Pershing Square has been actively buying over the past few months as we detailed how the hedge fund bought $600 million worth of investments in August alone.

Jeffrey Altman's Owl Creek Boosts Cigna Position

Jeffrey Altman's hedge fund Owl Creek Asset Management filed a 13G with the SEC on their position in Cigna (CI). Due to portfolio activity on October 27th, Owl Creek has disclosed a 5.14% ownership stake in Cigna with 13,896,771 shares.

This is an increase of almost 66% in their position size. At the close of the second quarter, they only owned 8,396,087 CI shares.

Owl Creek Asset Management also recently disclosed a new position in Lone Pine Resources (LPR). They acquired this position via their stake in Forest Oil (FST) which distributed a special dividend of LPR shares to FST shareholders.

In other portfolio updates from this hedge fund, we've also detailed how Owl Creek has been active in YRC Worldwide (YRCW).

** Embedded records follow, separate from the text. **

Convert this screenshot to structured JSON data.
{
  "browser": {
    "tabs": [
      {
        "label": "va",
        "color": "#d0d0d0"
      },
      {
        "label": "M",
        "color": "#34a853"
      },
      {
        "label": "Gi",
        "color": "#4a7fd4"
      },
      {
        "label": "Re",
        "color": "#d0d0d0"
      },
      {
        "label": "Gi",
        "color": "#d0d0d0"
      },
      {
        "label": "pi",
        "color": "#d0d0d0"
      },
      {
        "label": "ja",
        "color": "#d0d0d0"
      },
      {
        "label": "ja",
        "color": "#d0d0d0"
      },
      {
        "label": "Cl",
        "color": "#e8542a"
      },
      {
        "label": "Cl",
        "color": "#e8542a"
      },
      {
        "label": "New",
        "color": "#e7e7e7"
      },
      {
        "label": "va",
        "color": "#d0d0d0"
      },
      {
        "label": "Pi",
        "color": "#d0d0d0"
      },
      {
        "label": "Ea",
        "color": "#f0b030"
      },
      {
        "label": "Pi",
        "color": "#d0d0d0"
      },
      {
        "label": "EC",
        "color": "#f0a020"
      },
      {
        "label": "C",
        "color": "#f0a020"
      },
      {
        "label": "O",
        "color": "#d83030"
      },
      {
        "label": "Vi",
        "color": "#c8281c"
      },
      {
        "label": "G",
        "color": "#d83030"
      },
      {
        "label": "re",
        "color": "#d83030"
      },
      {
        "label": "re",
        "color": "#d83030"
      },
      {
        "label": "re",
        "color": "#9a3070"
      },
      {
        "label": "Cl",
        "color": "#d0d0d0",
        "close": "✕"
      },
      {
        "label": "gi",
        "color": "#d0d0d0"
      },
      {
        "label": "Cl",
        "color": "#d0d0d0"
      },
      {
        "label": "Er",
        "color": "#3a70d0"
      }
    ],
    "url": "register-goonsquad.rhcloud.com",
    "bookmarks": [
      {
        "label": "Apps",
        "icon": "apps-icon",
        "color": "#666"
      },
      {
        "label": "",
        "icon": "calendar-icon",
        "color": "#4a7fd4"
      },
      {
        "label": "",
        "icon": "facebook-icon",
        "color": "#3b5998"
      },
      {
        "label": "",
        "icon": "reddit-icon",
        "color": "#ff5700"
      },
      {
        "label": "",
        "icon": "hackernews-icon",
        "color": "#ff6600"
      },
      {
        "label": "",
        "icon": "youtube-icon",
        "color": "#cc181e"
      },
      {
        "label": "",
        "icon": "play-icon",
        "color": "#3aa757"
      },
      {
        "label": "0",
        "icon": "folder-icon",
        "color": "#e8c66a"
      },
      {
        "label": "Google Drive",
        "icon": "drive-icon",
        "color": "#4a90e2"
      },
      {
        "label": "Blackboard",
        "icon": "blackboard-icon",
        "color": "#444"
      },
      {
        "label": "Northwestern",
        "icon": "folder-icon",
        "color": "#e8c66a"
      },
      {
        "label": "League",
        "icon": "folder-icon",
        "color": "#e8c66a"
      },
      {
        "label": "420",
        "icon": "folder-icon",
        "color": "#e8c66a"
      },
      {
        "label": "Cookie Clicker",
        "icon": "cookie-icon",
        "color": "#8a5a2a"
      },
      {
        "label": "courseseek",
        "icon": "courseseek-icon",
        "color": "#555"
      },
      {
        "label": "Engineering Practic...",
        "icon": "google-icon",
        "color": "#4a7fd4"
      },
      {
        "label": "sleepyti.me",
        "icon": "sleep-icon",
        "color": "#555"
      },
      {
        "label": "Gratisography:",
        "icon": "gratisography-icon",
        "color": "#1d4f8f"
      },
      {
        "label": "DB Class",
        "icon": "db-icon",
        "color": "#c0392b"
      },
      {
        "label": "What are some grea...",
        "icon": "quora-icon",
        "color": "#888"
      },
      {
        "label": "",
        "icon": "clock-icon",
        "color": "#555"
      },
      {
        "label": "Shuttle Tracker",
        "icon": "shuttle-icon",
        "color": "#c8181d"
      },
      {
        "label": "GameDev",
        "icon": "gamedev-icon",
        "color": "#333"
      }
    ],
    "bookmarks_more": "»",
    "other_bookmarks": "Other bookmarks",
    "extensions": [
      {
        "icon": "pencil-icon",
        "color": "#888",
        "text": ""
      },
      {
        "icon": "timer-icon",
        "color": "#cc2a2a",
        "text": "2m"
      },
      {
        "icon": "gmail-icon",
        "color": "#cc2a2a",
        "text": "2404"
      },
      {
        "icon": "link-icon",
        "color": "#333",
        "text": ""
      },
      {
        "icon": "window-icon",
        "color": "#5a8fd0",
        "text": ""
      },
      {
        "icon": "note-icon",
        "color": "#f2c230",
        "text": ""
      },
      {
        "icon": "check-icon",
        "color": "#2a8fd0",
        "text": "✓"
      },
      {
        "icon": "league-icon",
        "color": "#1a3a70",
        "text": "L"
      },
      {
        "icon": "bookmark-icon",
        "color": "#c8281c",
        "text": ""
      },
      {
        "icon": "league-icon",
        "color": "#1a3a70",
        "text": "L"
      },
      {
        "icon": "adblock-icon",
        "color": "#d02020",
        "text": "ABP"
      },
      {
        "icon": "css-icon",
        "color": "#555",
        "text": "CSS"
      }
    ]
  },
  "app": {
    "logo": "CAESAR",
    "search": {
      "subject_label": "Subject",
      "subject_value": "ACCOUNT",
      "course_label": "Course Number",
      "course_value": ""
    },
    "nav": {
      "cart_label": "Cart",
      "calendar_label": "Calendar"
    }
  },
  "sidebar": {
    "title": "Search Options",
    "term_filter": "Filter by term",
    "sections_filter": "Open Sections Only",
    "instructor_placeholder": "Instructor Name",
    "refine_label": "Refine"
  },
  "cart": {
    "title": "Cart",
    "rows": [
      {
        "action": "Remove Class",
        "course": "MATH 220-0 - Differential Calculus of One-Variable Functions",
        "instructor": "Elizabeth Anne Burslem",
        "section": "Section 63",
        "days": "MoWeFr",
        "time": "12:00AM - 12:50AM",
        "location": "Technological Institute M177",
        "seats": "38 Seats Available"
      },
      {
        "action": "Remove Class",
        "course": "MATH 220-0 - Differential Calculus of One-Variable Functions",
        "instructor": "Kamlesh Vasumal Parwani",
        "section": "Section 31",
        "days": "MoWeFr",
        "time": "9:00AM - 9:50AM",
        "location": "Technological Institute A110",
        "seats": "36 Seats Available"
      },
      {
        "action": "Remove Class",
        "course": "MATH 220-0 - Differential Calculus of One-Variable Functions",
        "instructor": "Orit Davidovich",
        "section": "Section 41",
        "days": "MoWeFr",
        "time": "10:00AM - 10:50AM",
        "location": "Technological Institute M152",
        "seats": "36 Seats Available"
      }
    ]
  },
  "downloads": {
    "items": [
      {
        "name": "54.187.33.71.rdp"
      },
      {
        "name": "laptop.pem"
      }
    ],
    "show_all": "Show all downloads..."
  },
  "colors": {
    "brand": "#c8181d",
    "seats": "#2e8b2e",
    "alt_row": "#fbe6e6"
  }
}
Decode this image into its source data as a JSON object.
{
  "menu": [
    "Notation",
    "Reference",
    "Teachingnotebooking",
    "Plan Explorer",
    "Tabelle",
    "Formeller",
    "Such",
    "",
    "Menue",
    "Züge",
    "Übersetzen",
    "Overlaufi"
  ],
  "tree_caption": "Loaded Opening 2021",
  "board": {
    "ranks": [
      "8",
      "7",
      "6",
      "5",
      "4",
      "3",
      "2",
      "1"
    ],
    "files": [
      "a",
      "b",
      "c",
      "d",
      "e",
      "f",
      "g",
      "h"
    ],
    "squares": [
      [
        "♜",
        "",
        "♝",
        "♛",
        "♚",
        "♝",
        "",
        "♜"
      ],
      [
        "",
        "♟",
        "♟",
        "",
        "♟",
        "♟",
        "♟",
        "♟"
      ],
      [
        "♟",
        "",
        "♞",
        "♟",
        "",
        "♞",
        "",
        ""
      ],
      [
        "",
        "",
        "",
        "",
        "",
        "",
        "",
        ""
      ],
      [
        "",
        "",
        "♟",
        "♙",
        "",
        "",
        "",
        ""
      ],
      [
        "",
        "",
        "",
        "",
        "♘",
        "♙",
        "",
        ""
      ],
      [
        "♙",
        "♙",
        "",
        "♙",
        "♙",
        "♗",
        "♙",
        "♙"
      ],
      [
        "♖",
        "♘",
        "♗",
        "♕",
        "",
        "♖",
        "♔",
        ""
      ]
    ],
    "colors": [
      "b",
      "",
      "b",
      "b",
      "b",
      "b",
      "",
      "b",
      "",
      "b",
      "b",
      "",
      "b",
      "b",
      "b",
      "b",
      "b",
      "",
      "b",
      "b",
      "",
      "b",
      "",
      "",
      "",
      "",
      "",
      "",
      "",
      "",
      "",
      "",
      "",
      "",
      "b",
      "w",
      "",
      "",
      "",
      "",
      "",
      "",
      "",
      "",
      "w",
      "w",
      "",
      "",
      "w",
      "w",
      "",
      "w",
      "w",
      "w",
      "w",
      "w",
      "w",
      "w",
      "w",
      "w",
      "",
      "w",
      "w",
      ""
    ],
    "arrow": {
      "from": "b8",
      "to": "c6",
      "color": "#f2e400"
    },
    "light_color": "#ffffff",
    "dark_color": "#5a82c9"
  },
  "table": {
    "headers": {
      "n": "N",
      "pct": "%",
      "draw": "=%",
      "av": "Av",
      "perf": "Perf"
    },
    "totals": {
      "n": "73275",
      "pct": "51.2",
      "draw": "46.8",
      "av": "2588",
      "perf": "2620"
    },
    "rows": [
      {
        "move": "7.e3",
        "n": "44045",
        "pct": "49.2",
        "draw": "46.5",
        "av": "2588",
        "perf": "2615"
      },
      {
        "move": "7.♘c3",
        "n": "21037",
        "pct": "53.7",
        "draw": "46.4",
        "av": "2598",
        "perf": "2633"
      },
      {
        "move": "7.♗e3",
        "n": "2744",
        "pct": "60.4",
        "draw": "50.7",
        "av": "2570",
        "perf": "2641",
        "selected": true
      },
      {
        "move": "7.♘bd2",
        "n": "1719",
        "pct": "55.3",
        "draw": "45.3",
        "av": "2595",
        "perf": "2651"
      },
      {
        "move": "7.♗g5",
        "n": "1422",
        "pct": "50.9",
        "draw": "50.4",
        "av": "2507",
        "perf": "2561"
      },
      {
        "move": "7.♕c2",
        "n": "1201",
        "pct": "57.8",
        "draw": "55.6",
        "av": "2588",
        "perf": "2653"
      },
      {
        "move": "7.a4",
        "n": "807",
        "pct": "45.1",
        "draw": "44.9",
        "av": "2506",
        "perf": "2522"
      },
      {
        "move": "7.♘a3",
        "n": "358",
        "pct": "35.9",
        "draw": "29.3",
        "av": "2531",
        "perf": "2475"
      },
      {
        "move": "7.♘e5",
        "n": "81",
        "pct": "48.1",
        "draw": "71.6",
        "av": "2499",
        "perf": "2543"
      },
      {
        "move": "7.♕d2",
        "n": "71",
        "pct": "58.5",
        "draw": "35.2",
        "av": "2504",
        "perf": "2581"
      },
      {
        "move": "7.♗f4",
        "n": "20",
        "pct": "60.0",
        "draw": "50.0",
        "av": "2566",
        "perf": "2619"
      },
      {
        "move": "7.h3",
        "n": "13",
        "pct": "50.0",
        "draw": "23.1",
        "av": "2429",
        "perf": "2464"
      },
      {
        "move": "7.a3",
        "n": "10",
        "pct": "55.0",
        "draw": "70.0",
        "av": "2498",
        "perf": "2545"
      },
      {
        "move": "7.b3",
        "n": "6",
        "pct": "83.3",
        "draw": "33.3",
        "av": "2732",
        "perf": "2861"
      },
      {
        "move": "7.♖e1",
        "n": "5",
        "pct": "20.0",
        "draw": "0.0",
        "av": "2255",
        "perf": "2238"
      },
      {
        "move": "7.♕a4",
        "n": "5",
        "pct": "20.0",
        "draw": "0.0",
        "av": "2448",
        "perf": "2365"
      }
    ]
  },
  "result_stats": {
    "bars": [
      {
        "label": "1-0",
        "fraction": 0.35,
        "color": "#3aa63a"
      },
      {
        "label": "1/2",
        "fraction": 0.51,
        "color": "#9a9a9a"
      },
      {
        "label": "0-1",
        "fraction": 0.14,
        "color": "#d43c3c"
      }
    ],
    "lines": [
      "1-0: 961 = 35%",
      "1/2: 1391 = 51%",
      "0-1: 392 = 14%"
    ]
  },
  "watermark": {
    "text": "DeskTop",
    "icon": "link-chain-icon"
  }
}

Per Google Finance, Cigna is "a global health service organization with subsidiaries that are providers of medical, dental, disability, life and accident insurance and related products and services. In the United States, these products and services are offered through employers and other groups and in selected international markets, CIGNA offers supplemental health, life and accident insurance products, expatriate benefits and international health care coverage and services to businesses, governmental and non-governmental organizations and individuals."

Soros Fund Management Discloses WebMD Convertible Bond Position

George Soros' firm, Soros Fund Management, filed a 13G with the SEC in regards to shares of WebMD (WBMD). Due to activity on October 13th, Soros disclosed a 5.59% ownership stake in WBMD with 3,471,885 shares.

This is an increase in their exposure to WebMD. However, it must be noted that Soros actually sold common stock from the end of Q2 until present. They boosted their exposure to the name via acquiring convertible bonds (2.25% due March 31, 2016 and 2.50% due January 31, 2018).

You can view other recent portfolio activity from Soros here.

Per Google Finance, WebMD is "a provider of health information services to consumers, physicians and other healthcare professionals, employers and health plans through its public and private online portals, mobile platforms and health-focused publications."

Patrick McCormack's Tiger Consumer Starts Liz Claiborne Stake

Patrick McCormack's hedge fund Tiger Consumer Management recently filed a 13G with the SEC regarding shares of Liz Claiborne (LIZ). They reported a 6.59% ownership stake in LIZ with 6,237,700 shares.

This is a brand new position for the hedge fund as they did not own shares upon close of the second quarter. Tiger Consumer Management passed the 5% ownership stake threshold requiring an SEC filing on October 12th.

Tiger Consumer is one of the many firms seeded by Tiger Management founder, Julian Robertson. And as its fund name implies, Tiger Consumer focuses primarily on the consumer sector.

Per Google Finance, Liz Claiborne "designs and markets a portfolio of retail-based brands, including JUICY COUTURE, KATE SPADE, LUCKY BRAND and MEXX. It also has a group of department store-based brands with consumer franchises, including the LIZ CLAIBORNE and MONET families of brands and the licensed DKNY JEANS and DKNY ACTIVE brands. It operates in three segments: Domestic-Based Direct Brands segment, International-Based Direct Brands segment and Partnered Brands segment."